Mr. Garneau said he is largely in agreement with the Emerson report, released last November, which recommends restoring the agency's budget and stabilizing core funding to facilitate participation in major projects with international partners. The report also recommends establishing an advisory council to improve ties with the research community and a Space Program Management Board with deputy minister-level powers to co-ordinate space-related activities across the government.
Ottawa has yet to act on the report. In February, Canadian Space Agency president Steven MacLean resigned before completing his five-year term, a development that cast further uncertainty over the agency's mission and direction.
In terms of public profile, Mr. Hadfield's mission is a high water mark that will not soon be repeated. He is one of only three astronauts currently employed by the agency. While no further missions for Canadian astronauts have been confirmed, it is expected that one or both of the others, Jeremy Hansen and David Saint-Jacques, will get to the space station before the end of the decade.
By then, Mr. Ratliff hopes the station will have come into its own as a laboratory that researchers can routinely access for a broad range of cutting-edge experiments. The delivery of a protein crystallization facility during Mr. Hadfield's tenure on the station is an example of the type of equipment that will enhance the station's usefulness to researchers, he said.

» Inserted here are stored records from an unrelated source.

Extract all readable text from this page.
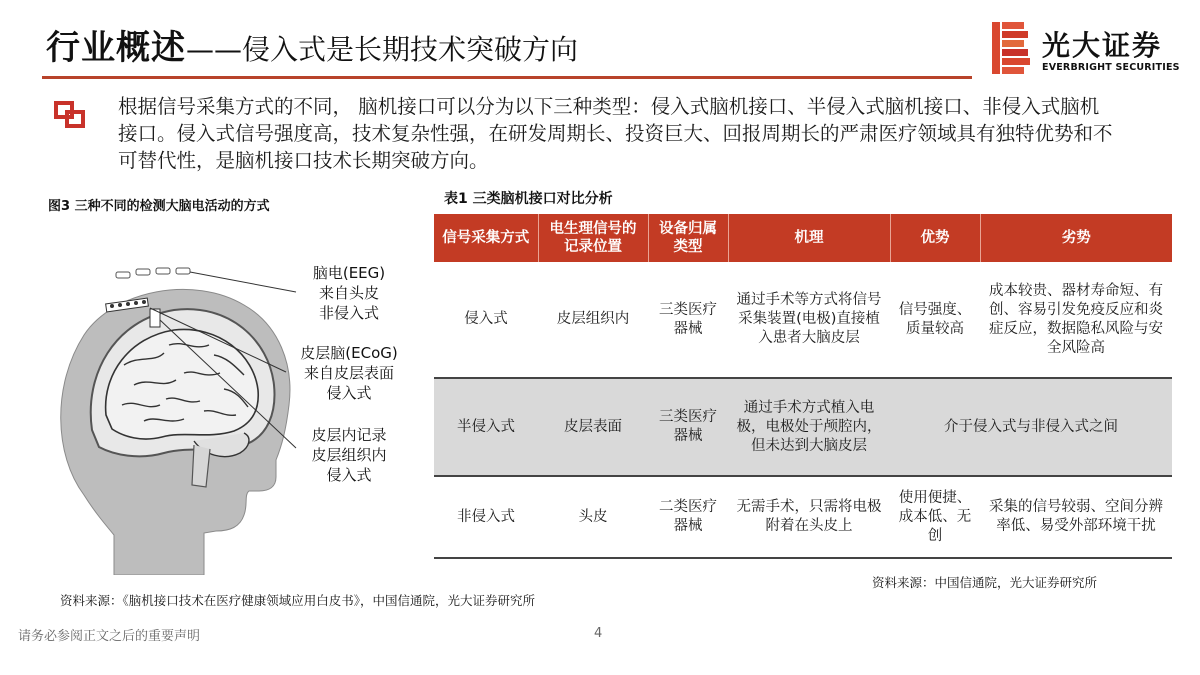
行业概述——侵入式是长期技术突破方向	光大证券
EVERBRIGHT SECURITIES
根据信号采集方式的不同， 脑机接口可以分为以下三种类型：侵入式脑机接口、半侵入式脑机接口、非侵入式脑机接口。侵入式信号强度高，技术复杂性强，在研发周期长、投资巨大、回报周期长的严肃医疗领域具有独特优势和不可替代性，是脑机接口技术长期突破方向。
图3 三种不同的检测大脑电活动的方式
脑电(EEG)
来自头皮
非侵入式
皮层脑(ECoG)
来自皮层表面
侵入式
皮层内记录
皮层组织内
侵入式
资料来源：《脑机接口技术在医疗健康领域应用白皮书》，中国信通院，光大证券研究所
表1 三类脑机接口对比分析
信号采集方式	电生理信号的记录位置	设备归属类型	机理	优势	劣势
侵入式	皮层组织内	三类医疗器械	通过手术等方式将信号采集装置(电极)直接植入患者大脑皮层	信号强度、质量较高	成本较贵、器材寿命短、有创、容易引发免疫反应和炎症反应，数据隐私风险与安全风险高
半侵入式	皮层表面	三类医疗器械	通过手术方式植入电极，电极处于颅腔内，但未达到大脑皮层	介于侵入式与非侵入式之间	
非侵入式	头皮	二类医疗器械	无需手术，只需将电极附着在头皮上	使用便捷、成本低、无创	采集的信号较弱、空间分辨率低、易受外部环境干扰
资料来源：中国信通院，光大证券研究所
请务必参阅正文之后的重要声明	4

Mr. Ratliff added that the station's ultimate success as a laboratory will depend on improved access through commercial space capsules and a more efficient process of getting experiments from the concept phase to orbit. But he added that fundamental questions remain about the practicality and usefulness of certain types of research and technology development that might be done aboard the station.
"Once we can answer those questions, then you will start to see the pipeline of opportunity expand," he said.
But with the space station now completed and the U.S. space program in transition, the Canadian Space Agency will need to refocus on research and development if it is going to play a meaningful future role, industry watchers say.
"There are a great many useful things that would have commercial impact that the [agency] could help move forward," said Chuck Black a spokesman for the Canadian Space Commerce Association. The agency, he added, "has thrived under conditions when there is a public need for a solution, and the solution is a space asset."
Mr. Black suggested that asserting Canada's sovereignty in the high Arctic represents precisely such a need. In January, the agency awarded a $706-million contract to MacDonald Dettwiler and Associates Ltd. to construct the Radarsat Constellation, a multiyear project that involves the construction and deployment of three satellites that will enhance Canada's surveillance and environmental monitoring capacity, to launch in 2018.